Die bisher bekannten Herstellungsprozesse haben jedoch Nachteile, die einen breiteren Einsatz dieser ökologischen Dämmstoffe eingeschränkt haben. Für das bisher überwiegend verwendete Nassverfahren sind dies die Einschränkung in der Dicke auf max. 40 mm und Dichte auf minimal 150 kg/m3 [atro] und die sehr erhebliche Belastung der Produktionskosten für Maßnahmen zur Aufbereitung der umweltschädlichen großen Abwassermengen. Bei dem bisher bekannten Trockenverfahren mit Kunststofffaseranteil ist es die Beschränkung auf ausschließlich flexible Dämmplatten.

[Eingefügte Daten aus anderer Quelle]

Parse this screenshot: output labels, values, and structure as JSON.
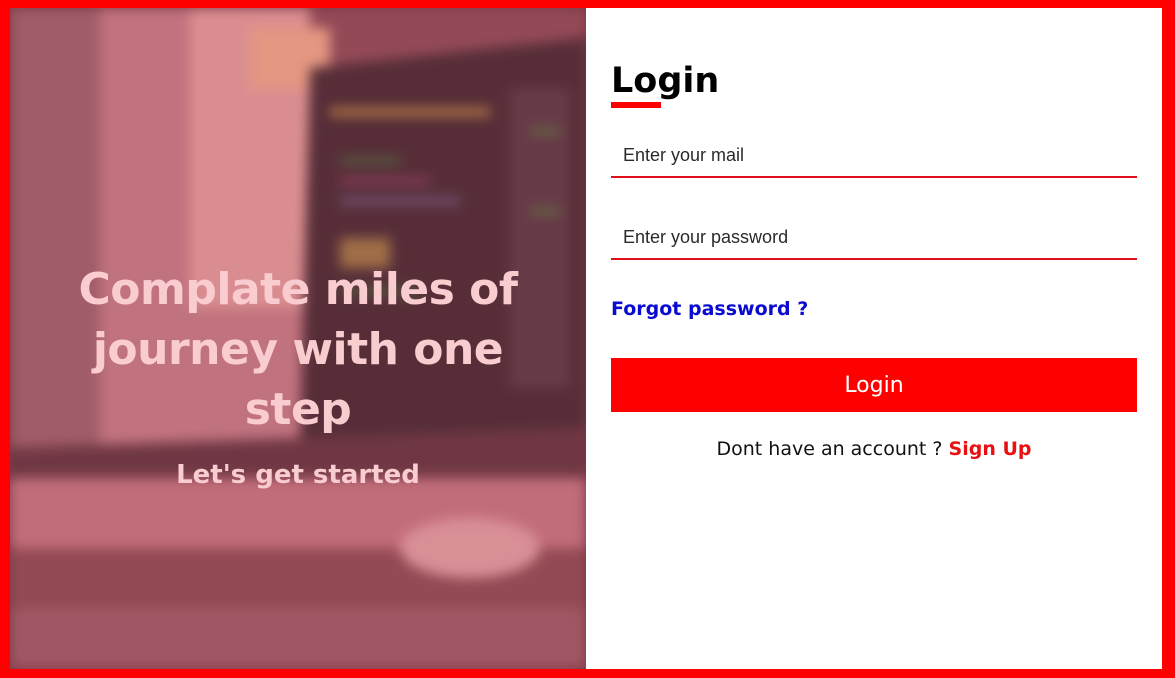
{
  "hero": {
    "title": "Complate miles of journey with one step",
    "subtitle": "Let's get started"
  },
  "login": {
    "title": "Login",
    "email_placeholder": "Enter your mail",
    "password_placeholder": "Enter your password",
    "forgot_label": "Forgot password ?",
    "button_label": "Login",
    "signup_prompt": "Dont have an account ? ",
    "signup_link": "Sign Up"
  },
  "colors": {
    "accent": "#ff0000",
    "link": "#0a0ad0",
    "hero_text": "#f9cdd0"
  }
}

Die gestiegenen Anforderungen von Markt und Gesetzgebung an Dämmstoffe sowie die Entwicklung von leistungsfähigeren MDI Klebstoffen, führten zu einem neuen umweltfreundlichen Trockenverfahren. Dieffenbacher hat dieses Verfahren weiterentwickelt, um sowohl feste als auch flexible Dämmplatten auf einem Anlagentyp im Dickenbereich von 20–250 mm und Dichtebereich von 35–250 kg/m3 (atro) zu produzieren.

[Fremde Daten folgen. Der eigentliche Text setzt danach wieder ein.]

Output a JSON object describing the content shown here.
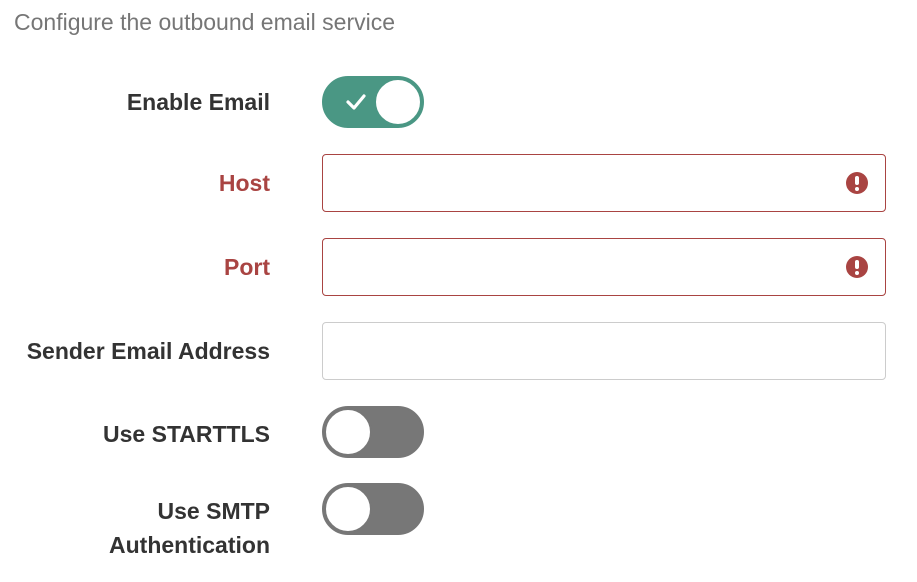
{
  "intro_text": "Configure the outbound email service",
  "fields": {
    "enable_email": {
      "label": "Enable Email",
      "state": "on"
    },
    "host": {
      "label": "Host",
      "value": "",
      "status": "error"
    },
    "port": {
      "label": "Port",
      "value": "",
      "status": "error"
    },
    "sender_email": {
      "label": "Sender Email Address",
      "value": ""
    },
    "use_starttls": {
      "label": "Use STARTTLS",
      "state": "off"
    },
    "use_smtp_auth": {
      "label_line1": "Use SMTP",
      "label_line2": "Authentication",
      "state": "off"
    }
  },
  "icons": {
    "enabled_check": "check-icon",
    "field_error": "exclamation-circle-icon"
  },
  "colors": {
    "toggle_on": "#4a9784",
    "toggle_off": "#777777",
    "error": "#a94442",
    "label": "#333333",
    "intro": "#767676"
  }
}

Auf diesen Anlagen können bis zu 1.400 m3 Dämmplatten am Tag bei einem Hackschnitzeleinsatz von max. 6,5 t/h (atro) hergestellt werden.
- Hackschnitzel Zerfaserung in einer Refineranlage unter Dampfdruck
- Fasertrocknung in einem Stromrohrtrockner
- Beleimung der trockenen Faser mit MDI/PMDI in speziellen Beleimungsmaschinen (Feste Dämmplatte), alternativ:
- BiKo-Kunststofffasern gemischt mit Holzfaser (Flexible Dämmplatte)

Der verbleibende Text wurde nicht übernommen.